As for who will eat shit the most, I think it’s the young engineers who feel rich with their paper $ who got in a little too late and got greedy and does not cash out. Remember all the .com companies? You can be millionaire one minute and a few months later, you’re back to where you started. Only the lucky few who are founders who sell their company who would make it out big, but they’re the minority, even in the bay. I don’t think the bay area tech crash would bring down the entire economy like the housing crash, since bay area tech is isolated, unlike housing.[/quote]

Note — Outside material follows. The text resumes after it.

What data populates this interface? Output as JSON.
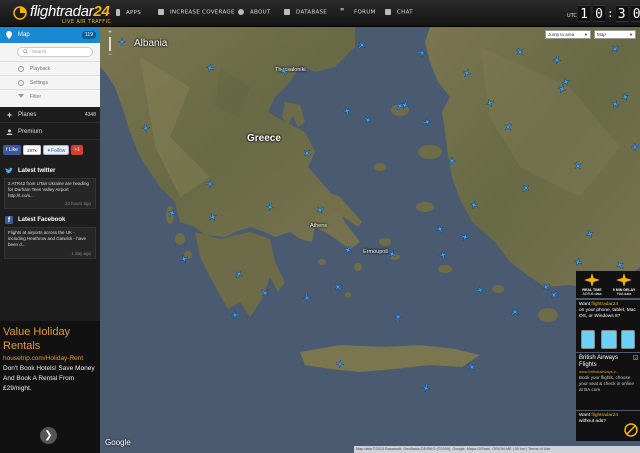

I agree with everything you say, except the interconnectedness between local markets. For example, high prices in CA have pushed buyers into other markets, pushing up prices there. Suburbs in particular benefit from increasing prices as more and more buyers are forced to look further afield. Let’s also remember that the current frothy market is not confined to SF or even the US. Other markets may have different causes for a bubble that are not connected to tech companies. For example, a favorable tax environment or anonymity. A danger of course is if mayors of other cities see the effect on housing and revenues that is happening in SF and seek to emulate it. The other important point to remember is that lending is not local, so what effects credit in one place can effect it in other places as happened in the last bubble. Some states scarcely saw a blip on the bubble radar, yet the effects of crashing markets in more frothy states especially cities were felt everywhere it terms of credit availability, unemployment, and the effects of a deep recession generally.While I agree that making precise predictions is a fools past time, I see ample justification for that happy middle ground of hoping for the best yet expecting the worst.